`simpleml.datasets.numpy`

Dataset Library support for Numpy

Submodules

Package Contents

Classes

`BaseNumpyDataset`	Assumes self.dataframe is a dictionary of numpy ndarrays
`NumpyPipelineDataset`	Dataset class with a predefined build

Attributes

__author__

simpleml.datasets.numpy.__author__ = Elisha Yadgaran[source]

class simpleml.datasets.numpy.BaseNumpyDataset(*args, **kwargs)[source]

Bases: simpleml.datasets.base_dataset.Dataset

Assumes self.dataframe is a dictionary of numpy ndarrays

param label_columns: Optional list of column names to register as the “y” split section param other_named_split_sections: Optional map of section names to lists of column names for

other arbitrary split columns – must match expected consumer signatures (e.g. sample_weights) because passed through untouched downstream (eg sklearn.fit(**split))

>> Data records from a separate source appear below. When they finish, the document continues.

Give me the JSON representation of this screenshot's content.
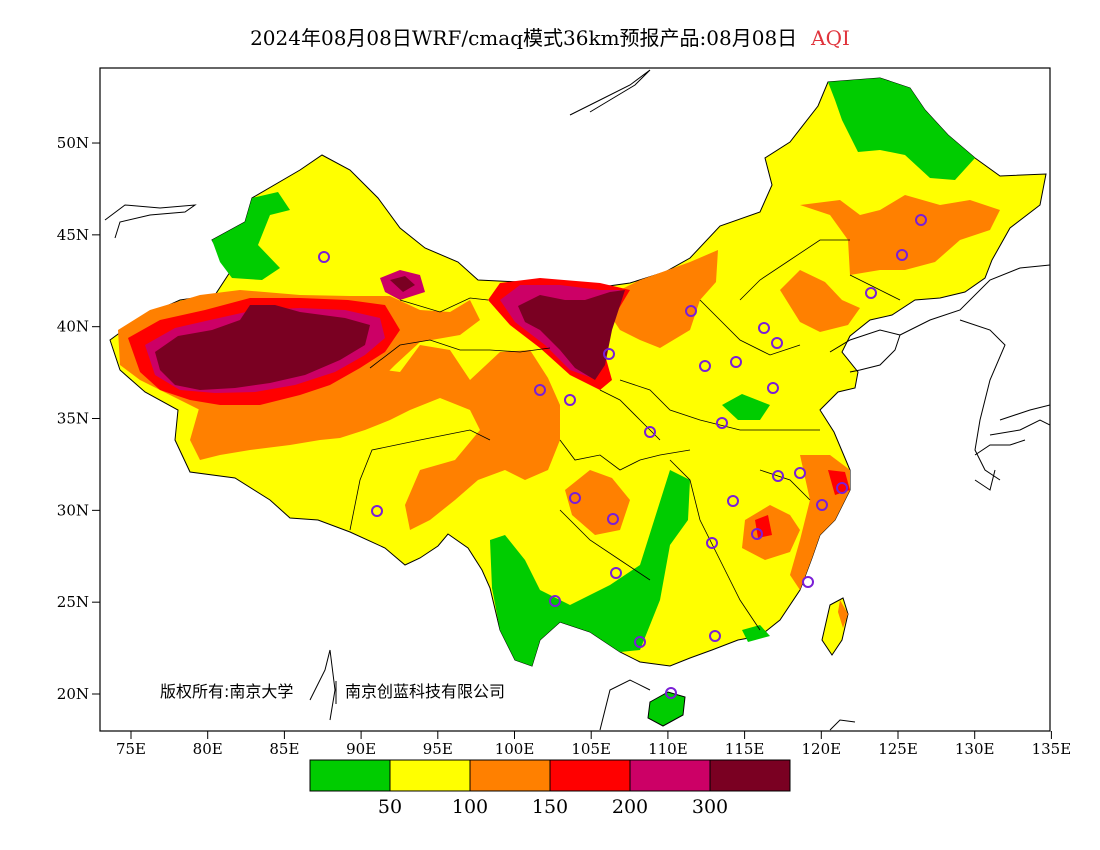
{
  "header": {
    "title_main": "2024年08月08日WRF/cmaq模式36km预报产品:08月08日",
    "title_variable": "AQI",
    "variable_color": "#e0343c"
  },
  "copyright": {
    "text_left": "版权所有:南京大学",
    "text_right": "南京创蓝科技有限公司"
  },
  "axes": {
    "x_ticks": [
      "75E",
      "80E",
      "85E",
      "90E",
      "95E",
      "100E",
      "105E",
      "110E",
      "115E",
      "120E",
      "125E",
      "130E",
      "135E"
    ],
    "y_ticks": [
      "20N",
      "25N",
      "30N",
      "35N",
      "40N",
      "45N",
      "50N"
    ]
  },
  "legend": {
    "colors": [
      "#00cc00",
      "#ffff00",
      "#ff8000",
      "#ff0000",
      "#cc0066",
      "#7a0022"
    ],
    "labels": [
      "50",
      "100",
      "150",
      "200",
      "300"
    ]
  },
  "colors": {
    "good": "#00cc00",
    "moderate": "#ffff00",
    "sensitive": "#ff8000",
    "unhealthy": "#ff0000",
    "very_unhealthy": "#cc0066",
    "hazardous": "#7a0022",
    "station_marker": "#7a1fd6"
  }
}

All other columns in the dataframe will automatically be referenced as “X”

property X(self)

Return the subset that isn’t in the target labels

Return type: numpy.ndarray

get(self, column, split)

Explicitly split validation splits Assumes self.dataframe has a get method to return a dictionary of {‘X’: X, ‘y’: y} Uses self.label_columns if y is named something else – only looks at first entry in list

returns None for any combination of column/split that isn’t present

Parameters

column (str) –
split (str) –

Return type

numpy.ndarray

get_feature_names(self)

Should return a list of the features in the dataset

Return type: List[str]

get_split_names(self)

Helper to expose the splits contained in the dataset

Return type: List[str]

property y(self)

Return the target label columns

Return type: numpy.ndarray

class simpleml.datasets.numpy.NumpyPipelineDataset(*args, **kwargs)[source]

Bases: simpleml.datasets.numpy.base.BaseNumpyDataset

Dataset class with a predefined build routine, assuming dataset pipeline existence.

WARNING: this class will fail if build_dataframe is not overwritten or a pipeline provided!